Q: Why is H1N1 vaccine now being offered to individuals outside of the high-priority groups?
With an increased supply of H1N1 vaccine now available to providers, some jurisdictions have started to reevaluate their systems for administering the vaccine to make it widely available. This can seem confusing just a few weeks after health groups were emphasizing the importance of vaccinating the high-risk groups first and foremost.
According to the Advisory Committee on Immunization Practices (ACIP) guidelines those put at the front of the line for vaccine include: pregnant women, people who live with or care for children younger than six months of age, healthcare and emergency medical services personnel with direct patient contact, children six months through four years of age, and children five through 18 years of age who have certain high risk medical conditions.
As of Dec. 4, 72.6 million doses of H1N1 vaccine are available. This is twice as much as was available a month ago, and 10 million more doses than last week.
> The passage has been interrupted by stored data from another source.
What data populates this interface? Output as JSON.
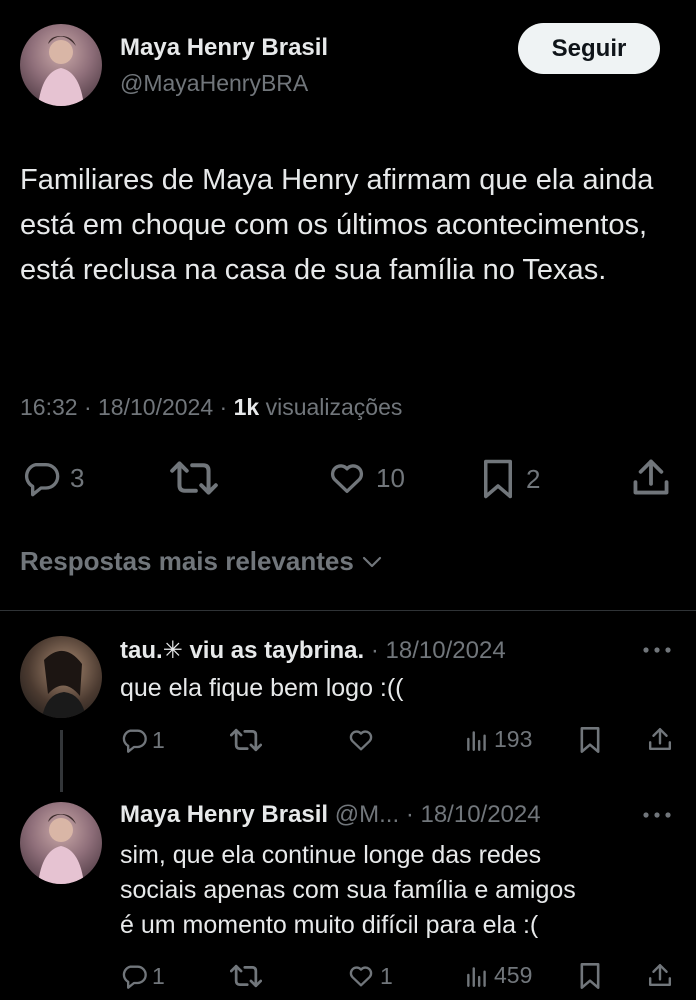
{
  "post": {
    "author_name": "Maya Henry Brasil",
    "author_handle": "@MayaHenryBRA",
    "follow_label": "Seguir",
    "text": "Familiares de Maya Henry afirmam que ela ainda está em choque com os últimos acontecimentos, está reclusa na casa de sua família no Texas.",
    "time": "16:32",
    "date": "18/10/2024",
    "views_count": "1k",
    "views_label": "visualizações",
    "replies": "3",
    "likes": "10",
    "bookmarks": "2"
  },
  "sort": {
    "label": "Respostas mais relevantes"
  },
  "replies": [
    {
      "name": "tau.",
      "name_suffix": "viu as taybrina.",
      "date": "18/10/2024",
      "text": "que ela fique bem logo :((",
      "reply_count": "1",
      "views": "193"
    },
    {
      "name": "Maya Henry Brasil",
      "handle": "@M...",
      "date": "18/10/2024",
      "text_lines": [
        "sim, que ela continue longe das redes",
        "sociais apenas com sua família e amigos",
        "é um momento muito difícil para ela :("
      ],
      "reply_count": "1",
      "like_count": "1",
      "views": "459"
    }
  ]
}
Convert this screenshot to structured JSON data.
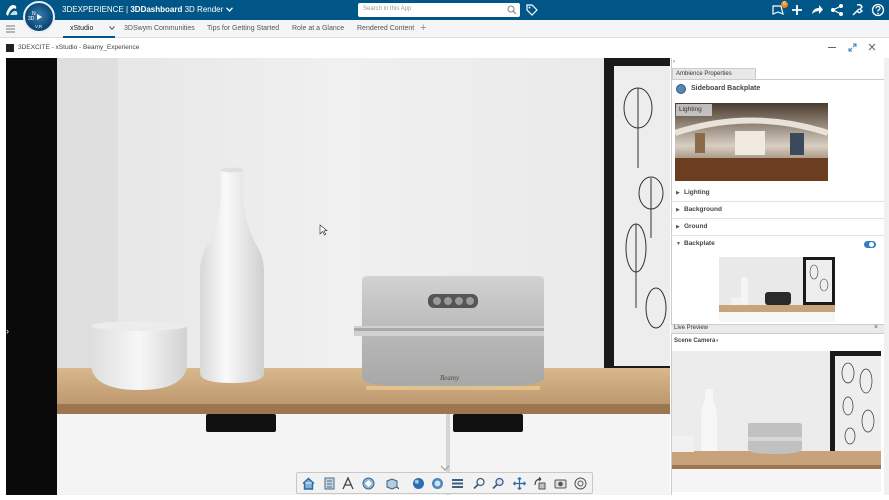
{
  "topbar": {
    "brand_prefix": "3DEXPERIENCE",
    "brand_separator": "|",
    "brand_app": "3DDashboard",
    "brand_module": "3D Render",
    "search_placeholder": "Search in this App",
    "notification_count": "6",
    "compass_version": "V,R",
    "icons": [
      "ds-logo-icon",
      "compass-icon",
      "chevron-down-icon",
      "search-icon",
      "tag-icon",
      "notifications-icon",
      "add-icon",
      "share-icon",
      "network-icon",
      "tools-icon",
      "help-icon"
    ]
  },
  "tabs": [
    {
      "label": "xStudio",
      "active": true
    },
    {
      "label": "3DSwym Communities"
    },
    {
      "label": "Tips for Getting Started"
    },
    {
      "label": "Role at a Glance"
    },
    {
      "label": "Rendered Content"
    }
  ],
  "tab_add": "+",
  "window": {
    "title": "3DEXCITE - xStudio - Beamy_Experience"
  },
  "right_panel": {
    "collapse_glyph": "›",
    "tab_label": "Ambience Properties",
    "backplate_name": "Sideboard Backplate",
    "hdri_label": "Lighting",
    "sections": [
      {
        "label": "Lighting",
        "expanded": false
      },
      {
        "label": "Background",
        "expanded": false
      },
      {
        "label": "Ground",
        "expanded": false
      },
      {
        "label": "Backplate",
        "expanded": true,
        "toggle_on": true
      }
    ],
    "live_preview_label": "Live Preview",
    "live_close": "×",
    "camera_label": "Scene Camera",
    "camera_caret": "▾"
  },
  "viewport": {
    "left_expand_glyph": "›",
    "speaker_brand": "Beamy"
  },
  "toolbar": {
    "buttons": [
      "home-icon",
      "model-tree-icon",
      "annotate-icon",
      "render-icon",
      "view-mode-icon",
      "shading-icon",
      "material-icon",
      "layers-icon",
      "zoom-icon",
      "zoom-area-icon",
      "pan-icon",
      "rotate-icon",
      "snapshot-icon",
      "capture-icon"
    ]
  },
  "colors": {
    "topbar": "#005686",
    "accent": "#2f80c3",
    "badge": "#e88a1b"
  }
}
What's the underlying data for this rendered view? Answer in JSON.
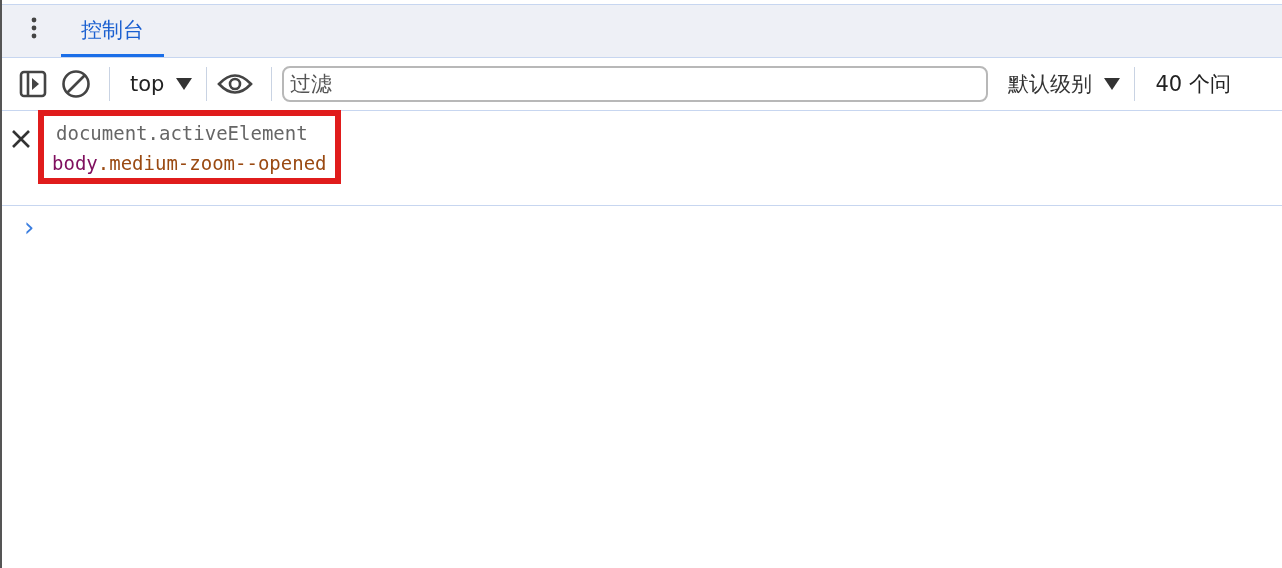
{
  "tabs": [
    {
      "label": "控制台",
      "selected": true
    }
  ],
  "toolbar": {
    "context": "top",
    "filter": {
      "placeholder": "过滤"
    },
    "levels": "默认级别",
    "issues": "40 个问"
  },
  "entries": [
    {
      "input": "document.activeElement",
      "result": {
        "tag": "body",
        "classes": ".medium-zoom--opened"
      },
      "highlighted": true
    }
  ],
  "prompt": "›"
}
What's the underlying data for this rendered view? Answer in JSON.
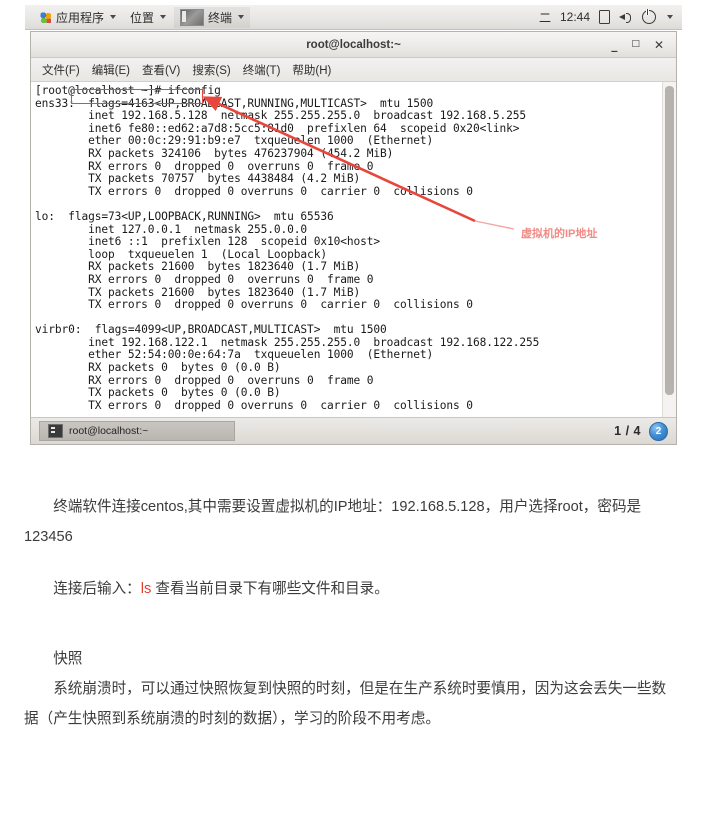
{
  "desktop": {
    "panel": {
      "applications_label": "应用程序",
      "places_label": "位置",
      "terminal_label": "终端",
      "clock_day": "二",
      "clock_time": "12:44",
      "icons": [
        "battery-icon",
        "volume-icon",
        "power-icon",
        "chevron-down-icon"
      ]
    }
  },
  "terminal": {
    "title": "root@localhost:~",
    "window_buttons": {
      "minimize": "_",
      "maximize": "□",
      "close": "✕"
    },
    "menus": [
      "文件(F)",
      "编辑(E)",
      "查看(V)",
      "搜索(S)",
      "终端(T)",
      "帮助(H)"
    ],
    "output_lines": [
      "[root@localhost ~]# ifconfig",
      "ens33:  flags=4163<UP,BROADCAST,RUNNING,MULTICAST>  mtu 1500",
      "        inet 192.168.5.128  netmask 255.255.255.0  broadcast 192.168.5.255",
      "        inet6 fe80::ed62:a7d8:5cc5:81d0  prefixlen 64  scopeid 0x20<link>",
      "        ether 00:0c:29:91:b9:e7  txqueuelen 1000  (Ethernet)",
      "        RX packets 324106  bytes 476237904 (454.2 MiB)",
      "        RX errors 0  dropped 0  overruns 0  frame 0",
      "        TX packets 70757  bytes 4438484 (4.2 MiB)",
      "        TX errors 0  dropped 0 overruns 0  carrier 0  collisions 0",
      "",
      "lo:  flags=73<UP,LOOPBACK,RUNNING>  mtu 65536",
      "        inet 127.0.0.1  netmask 255.0.0.0",
      "        inet6 ::1  prefixlen 128  scopeid 0x10<host>",
      "        loop  txqueuelen 1  (Local Loopback)",
      "        RX packets 21600  bytes 1823640 (1.7 MiB)",
      "        RX errors 0  dropped 0  overruns 0  frame 0",
      "        TX packets 21600  bytes 1823640 (1.7 MiB)",
      "        TX errors 0  dropped 0 overruns 0  carrier 0  collisions 0",
      "",
      "virbr0:  flags=4099<UP,BROADCAST,MULTICAST>  mtu 1500",
      "        inet 192.168.122.1  netmask 255.255.255.0  broadcast 192.168.122.255",
      "        ether 52:54:00:0e:64:7a  txqueuelen 1000  (Ethernet)",
      "        RX packets 0  bytes 0 (0.0 B)",
      "        RX errors 0  dropped 0  overruns 0  frame 0",
      "        TX packets 0  bytes 0 (0.0 B)",
      "        TX errors 0  dropped 0 overruns 0  carrier 0  collisions 0"
    ],
    "statusbar": {
      "task_label": "root@localhost:~",
      "page_indicator": "1 / 4",
      "badge": "2"
    }
  },
  "annotation": {
    "label": "虚拟机的IP地址",
    "accent_color": "#e8453c",
    "label_color": "#f08b86",
    "highlighted_value": "inet 192.168.5.128"
  },
  "document": {
    "paragraph1": "终端软件连接centos,其中需要设置虚拟机的IP地址：192.168.5.128，用户选择root，密码是123456",
    "paragraph2_prefix": "连接后输入：",
    "paragraph2_command": "ls",
    "paragraph2_suffix": " 查看当前目录下有哪些文件和目录。",
    "heading_snapshot": "快照",
    "paragraph3": "系统崩溃时，可以通过快照恢复到快照的时刻，但是在生产系统时要慎用，因为这会丢失一些数据（产生快照到系统崩溃的时刻的数据），学习的阶段不用考虑。"
  }
}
Certain states and communities or jurisdictions within states have expanded access to the vaccine to others outside of the high-risk group. While this is a change from the earlier policy, the move remains consistent with the ACIP guidelines: “Decisions about expanding vaccination to include additional populations beyond the five initial target groups should be made at the local level because vaccine availability and demand might vary considerably by area.”
While jurisdictions have the flexibility to make decisions about opening up vaccine in the way that they think is most effective, the guidelines encourage expanding to those under 65 only after the younger group demand has been met.
Local health departments’ decisions about expanding availability depend on local need and demand, as well as systems of delivery. Eventually, jurisdictions nationwide may open up access to vaccine.